Incidentally, when was the last time that so few transactions paid stamp duty?

Alice Cook said...

Asteve, the November 06 data was abnormally large due to some processing backlog. some of the transactions were completed the previous month, but the stamp duty was collected the following month.

Remember, also that these numbers probably have some non-residential properties in there. Also, it excludes transactions less than GBP 40,000.


aSteve said...

Oh, I wasn't bothered that October data appears in November '06...

Either I was being blind or you snuck in a "thousands" in the title. ;)

I think we can safely ignore properties costing less than £40K - I've not seen anything relevant that cheap for a decade - LOL!

I'm interested in the idea of "time on the market"... I think that Rightmove claim ~90 days. Rightmove alone, have ~1m properties on their books, so - if the 90 days is honest - there would need to be 300,000+ property transactions for properties to be sold, on average within ~90 days... even ignoring properties sold by private treaty and at auction.

I'd love to see a graph of implied time on the market - if we can find reasonable estimates for the number of properties advertised each month. I suspect it would be a rather cute exponential curve.

I'd also love to see this graph going further back into history - and for there to be a long-term mean drawn... to see when liquidity in the housing market went below trend.

Alice Cook said...


You are too quick for me. I tried to sneak it in. It is what happens when you are answering the phone and posting at the same time.


aSteve said...

I would have guessed "thousands" - if 2000's hadn't made more sense in the context of other media reports about time on the market.

Another good graph would be the mean period between re-sale over time... to take into account the expansion of new-build property.

aSteve said...

Oh... and... can we plot this against the mortgage approvals?

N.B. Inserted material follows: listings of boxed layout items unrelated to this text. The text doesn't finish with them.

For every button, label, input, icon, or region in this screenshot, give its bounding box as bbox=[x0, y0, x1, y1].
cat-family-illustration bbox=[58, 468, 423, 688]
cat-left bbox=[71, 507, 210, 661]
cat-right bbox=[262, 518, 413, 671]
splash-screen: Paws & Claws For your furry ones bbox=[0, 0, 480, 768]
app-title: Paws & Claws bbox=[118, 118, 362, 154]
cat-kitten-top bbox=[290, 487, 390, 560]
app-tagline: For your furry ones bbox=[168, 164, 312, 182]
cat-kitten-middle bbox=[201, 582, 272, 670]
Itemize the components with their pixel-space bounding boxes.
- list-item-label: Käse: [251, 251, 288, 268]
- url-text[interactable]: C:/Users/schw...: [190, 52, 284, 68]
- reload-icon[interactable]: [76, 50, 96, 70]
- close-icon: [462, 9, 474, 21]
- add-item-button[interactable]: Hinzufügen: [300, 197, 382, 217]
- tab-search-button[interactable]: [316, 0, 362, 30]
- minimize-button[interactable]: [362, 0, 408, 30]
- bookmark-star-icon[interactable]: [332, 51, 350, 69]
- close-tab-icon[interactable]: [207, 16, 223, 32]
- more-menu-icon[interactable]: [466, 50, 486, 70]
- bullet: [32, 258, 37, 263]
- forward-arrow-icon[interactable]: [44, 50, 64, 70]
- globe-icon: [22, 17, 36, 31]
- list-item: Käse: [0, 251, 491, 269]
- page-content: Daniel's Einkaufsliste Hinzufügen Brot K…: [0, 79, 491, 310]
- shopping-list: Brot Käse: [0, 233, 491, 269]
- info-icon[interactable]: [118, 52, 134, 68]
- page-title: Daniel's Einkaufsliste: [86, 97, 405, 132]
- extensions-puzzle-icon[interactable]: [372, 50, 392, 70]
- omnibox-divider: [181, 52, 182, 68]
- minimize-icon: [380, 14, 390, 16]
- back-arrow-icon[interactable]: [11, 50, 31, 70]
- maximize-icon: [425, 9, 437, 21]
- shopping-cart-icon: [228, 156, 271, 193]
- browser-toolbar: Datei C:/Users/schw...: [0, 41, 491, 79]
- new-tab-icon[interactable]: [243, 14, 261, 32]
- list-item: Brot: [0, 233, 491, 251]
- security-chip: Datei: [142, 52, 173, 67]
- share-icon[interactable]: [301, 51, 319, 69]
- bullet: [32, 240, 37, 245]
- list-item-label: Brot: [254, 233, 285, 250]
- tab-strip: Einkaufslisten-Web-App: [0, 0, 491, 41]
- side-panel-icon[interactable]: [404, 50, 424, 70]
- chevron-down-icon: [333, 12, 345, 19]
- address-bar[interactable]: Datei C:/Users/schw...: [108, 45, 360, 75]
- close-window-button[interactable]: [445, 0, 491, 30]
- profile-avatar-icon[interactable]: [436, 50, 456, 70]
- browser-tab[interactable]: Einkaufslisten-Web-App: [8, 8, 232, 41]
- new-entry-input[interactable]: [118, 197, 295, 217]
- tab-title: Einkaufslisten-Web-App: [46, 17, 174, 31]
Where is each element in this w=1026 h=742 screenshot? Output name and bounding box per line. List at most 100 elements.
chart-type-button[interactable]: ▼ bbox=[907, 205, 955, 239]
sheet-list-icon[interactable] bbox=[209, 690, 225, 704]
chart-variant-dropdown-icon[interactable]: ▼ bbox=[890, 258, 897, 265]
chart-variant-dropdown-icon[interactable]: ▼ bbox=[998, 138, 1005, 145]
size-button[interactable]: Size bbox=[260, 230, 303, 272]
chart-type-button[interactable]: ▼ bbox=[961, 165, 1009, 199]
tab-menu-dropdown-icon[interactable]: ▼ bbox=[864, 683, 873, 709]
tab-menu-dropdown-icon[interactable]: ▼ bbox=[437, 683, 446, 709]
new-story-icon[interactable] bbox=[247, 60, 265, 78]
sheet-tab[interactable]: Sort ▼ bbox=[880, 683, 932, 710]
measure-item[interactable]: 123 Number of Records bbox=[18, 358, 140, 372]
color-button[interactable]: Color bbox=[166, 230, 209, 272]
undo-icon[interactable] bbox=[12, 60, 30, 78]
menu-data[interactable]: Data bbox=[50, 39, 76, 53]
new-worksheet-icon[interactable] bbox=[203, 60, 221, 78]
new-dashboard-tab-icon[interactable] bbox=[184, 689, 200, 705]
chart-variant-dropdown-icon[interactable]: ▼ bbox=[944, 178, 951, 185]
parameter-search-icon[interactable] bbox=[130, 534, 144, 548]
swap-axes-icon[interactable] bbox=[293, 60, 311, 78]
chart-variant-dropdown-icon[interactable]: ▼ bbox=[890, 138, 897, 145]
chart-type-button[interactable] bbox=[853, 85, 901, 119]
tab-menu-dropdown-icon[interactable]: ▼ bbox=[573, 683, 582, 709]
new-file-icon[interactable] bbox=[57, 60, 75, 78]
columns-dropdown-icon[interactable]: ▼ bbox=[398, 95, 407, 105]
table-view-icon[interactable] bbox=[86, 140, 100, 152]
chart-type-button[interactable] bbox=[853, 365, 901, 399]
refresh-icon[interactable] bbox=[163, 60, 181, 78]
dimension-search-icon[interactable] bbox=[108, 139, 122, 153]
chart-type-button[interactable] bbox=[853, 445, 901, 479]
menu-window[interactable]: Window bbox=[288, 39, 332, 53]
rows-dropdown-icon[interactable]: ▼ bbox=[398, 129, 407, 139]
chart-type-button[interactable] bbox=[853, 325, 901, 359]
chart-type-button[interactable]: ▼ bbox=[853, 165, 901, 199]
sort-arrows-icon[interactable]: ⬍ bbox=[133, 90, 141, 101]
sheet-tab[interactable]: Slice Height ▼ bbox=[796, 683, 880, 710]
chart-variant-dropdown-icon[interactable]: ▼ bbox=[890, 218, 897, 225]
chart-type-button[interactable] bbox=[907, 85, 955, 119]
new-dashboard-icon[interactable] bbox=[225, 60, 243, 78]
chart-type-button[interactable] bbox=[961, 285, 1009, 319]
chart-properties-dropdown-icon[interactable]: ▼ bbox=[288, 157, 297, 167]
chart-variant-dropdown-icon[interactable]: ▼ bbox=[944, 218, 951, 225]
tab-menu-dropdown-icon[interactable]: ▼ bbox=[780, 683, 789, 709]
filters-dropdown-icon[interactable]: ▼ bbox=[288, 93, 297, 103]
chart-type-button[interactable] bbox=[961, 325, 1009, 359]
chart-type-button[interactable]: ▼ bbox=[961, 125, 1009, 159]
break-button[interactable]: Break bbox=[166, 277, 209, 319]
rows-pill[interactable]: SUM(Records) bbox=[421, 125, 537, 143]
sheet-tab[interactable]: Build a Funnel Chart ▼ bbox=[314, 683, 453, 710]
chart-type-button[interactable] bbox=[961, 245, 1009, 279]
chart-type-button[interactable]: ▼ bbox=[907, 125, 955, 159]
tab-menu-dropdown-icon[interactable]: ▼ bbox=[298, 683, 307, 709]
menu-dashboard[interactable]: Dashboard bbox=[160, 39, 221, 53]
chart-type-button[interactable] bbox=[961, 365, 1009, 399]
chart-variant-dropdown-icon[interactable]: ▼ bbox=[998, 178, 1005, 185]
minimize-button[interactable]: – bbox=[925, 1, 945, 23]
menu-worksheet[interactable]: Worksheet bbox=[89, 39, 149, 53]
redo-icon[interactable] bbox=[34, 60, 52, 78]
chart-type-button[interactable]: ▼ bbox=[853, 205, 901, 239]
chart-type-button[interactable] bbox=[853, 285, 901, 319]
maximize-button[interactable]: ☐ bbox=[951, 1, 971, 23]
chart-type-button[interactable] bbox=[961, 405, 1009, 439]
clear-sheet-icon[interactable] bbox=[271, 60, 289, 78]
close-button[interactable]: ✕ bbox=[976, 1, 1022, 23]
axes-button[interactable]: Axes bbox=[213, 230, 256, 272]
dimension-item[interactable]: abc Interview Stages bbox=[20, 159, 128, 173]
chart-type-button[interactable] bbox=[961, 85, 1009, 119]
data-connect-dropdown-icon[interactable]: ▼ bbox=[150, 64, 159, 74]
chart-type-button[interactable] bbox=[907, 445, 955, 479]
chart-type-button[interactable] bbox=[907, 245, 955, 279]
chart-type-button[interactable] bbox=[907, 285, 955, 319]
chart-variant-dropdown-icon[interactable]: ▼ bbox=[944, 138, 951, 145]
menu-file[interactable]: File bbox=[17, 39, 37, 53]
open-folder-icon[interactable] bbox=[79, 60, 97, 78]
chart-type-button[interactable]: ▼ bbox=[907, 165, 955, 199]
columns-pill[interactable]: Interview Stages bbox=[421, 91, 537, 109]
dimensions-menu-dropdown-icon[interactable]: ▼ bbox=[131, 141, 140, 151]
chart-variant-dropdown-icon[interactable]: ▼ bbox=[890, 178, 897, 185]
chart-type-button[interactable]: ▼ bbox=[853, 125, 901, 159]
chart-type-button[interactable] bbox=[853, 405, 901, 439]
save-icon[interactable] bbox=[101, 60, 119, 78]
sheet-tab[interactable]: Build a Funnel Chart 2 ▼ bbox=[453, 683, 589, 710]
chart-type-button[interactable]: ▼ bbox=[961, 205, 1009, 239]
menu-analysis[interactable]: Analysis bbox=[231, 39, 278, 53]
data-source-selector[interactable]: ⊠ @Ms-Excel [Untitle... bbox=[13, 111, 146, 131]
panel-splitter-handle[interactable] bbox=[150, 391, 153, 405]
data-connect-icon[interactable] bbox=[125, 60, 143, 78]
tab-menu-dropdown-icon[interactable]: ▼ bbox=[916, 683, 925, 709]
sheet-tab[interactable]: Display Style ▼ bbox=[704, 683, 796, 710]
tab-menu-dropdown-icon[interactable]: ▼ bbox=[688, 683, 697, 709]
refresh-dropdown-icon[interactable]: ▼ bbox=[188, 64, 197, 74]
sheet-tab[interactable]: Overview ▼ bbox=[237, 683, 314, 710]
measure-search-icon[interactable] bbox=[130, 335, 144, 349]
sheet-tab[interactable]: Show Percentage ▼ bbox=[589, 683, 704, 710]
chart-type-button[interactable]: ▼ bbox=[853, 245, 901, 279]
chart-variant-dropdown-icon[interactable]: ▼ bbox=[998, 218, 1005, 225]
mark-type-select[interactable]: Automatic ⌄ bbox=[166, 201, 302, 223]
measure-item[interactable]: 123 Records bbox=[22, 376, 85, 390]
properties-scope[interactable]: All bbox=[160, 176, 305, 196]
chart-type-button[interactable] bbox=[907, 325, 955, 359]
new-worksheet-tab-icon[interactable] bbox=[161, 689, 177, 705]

Over the last three months, it seems, a far greater proportion than normal of house purchases have been without any mortgage whatsoever. ;)

Mark Wadsworth said...

I don't know what source you used, but HMRC give a breakdown between residential and commercial (albeit a year out of date) here.

Anonymous said...

I take it this supports the general progression of a housing bust:

- Sharply reduced volumes;
- Inventory build up;
- Stagnant prices;
- Cliff dive.

It doesn't matter so much that some CRE is in the data because that's crashing too, so the trend will be the same.


El Sid said...

Just one more sign that the bubble has burst.